You only give examples of how your father taught you and not how you reacted!!! How you changed!!!

Good luck.
Llamapoop123   
Aug 6, 2009
Undergraduate / Lung cancer - UCF -some obstacle or bump in the road [3]

I feel that the first sentence should be your quote about rainbows and rain. I did not understand this sentence: "Sometimes we only get somewhat through the rainbow before the rain comes."

"Since I can remember as a little boy, I watched everyday as my grandmother and grandfather would smoke cigarettes."
This sentence is a little weird. Just say that you watched your grandparents smoke everyday.

"Between the both of them they smoked more then some 80 plus years."
This sentence is confusing.

"For me the rain came when I was 11 years old."
Just say "The rain came when I was 11 years old"

Your sentence structure is awkward in many parts.

Avoid unnecessary sentences such as "In life everyone will one day have to overcome an obstacle or challenge."

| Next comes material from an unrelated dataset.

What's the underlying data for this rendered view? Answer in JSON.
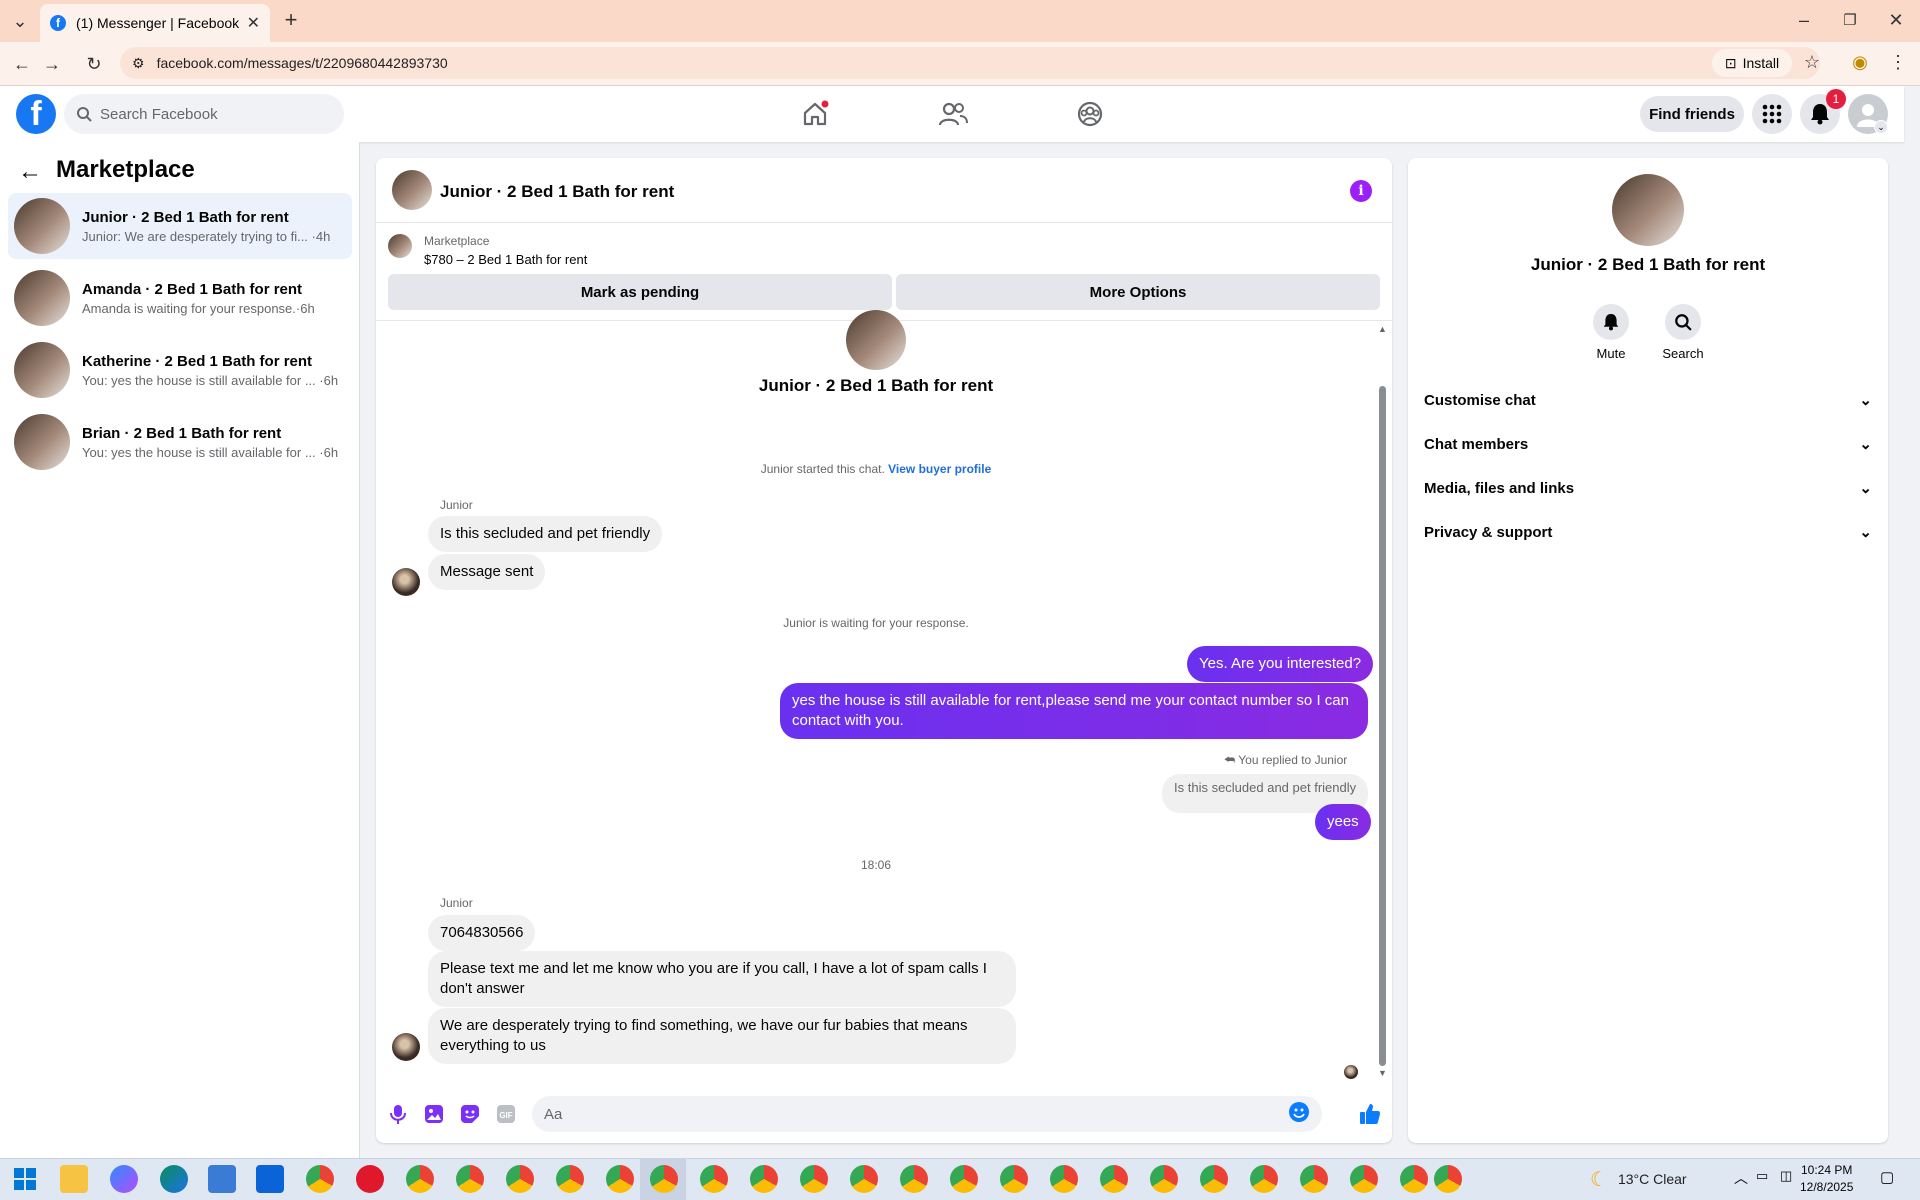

"As once said to me by a great man I call my grandfather " If you want the rainbow, you got to put up with the rain". They have been through so much. I hope the pot of gold is waiting for them."

Why is your last sentence about them?

There is not much in this about you.
How were you affected? You only say that you were "in shock".

Your quote is "if you want the rainbow you have to put up with the rain".
Where's the "rainbow" for you?

Overall, too much about your grandparents. Nice quote but it doesn't reall apply well to your essay. Pay attention to sentence structure.
Llamapoop123   
Aug 6, 2009
Undergraduate / personal statement topic (my family, their love and care) [12]

Your essay is plain. There isn't much out of the ordinary. It is true that many people share your experience but you can still make your essay shine. If your experience isn't unique, your writing has to be. I give this advice to a lot of people but you MUST develope a style of writing. Think about your organization. How will you captivate the reader? You should have one focused example to expand upon. And you have one! The fact that your parents left Japan for YOU is huge! Perhaps you should make the difficulty of this feat a lot more apparant in order to show how much your parents care about you.

Most imporatntly, how did you change due to your parents support??? You never change in your essay. Also, mentioning your sister adds nothing to the essay.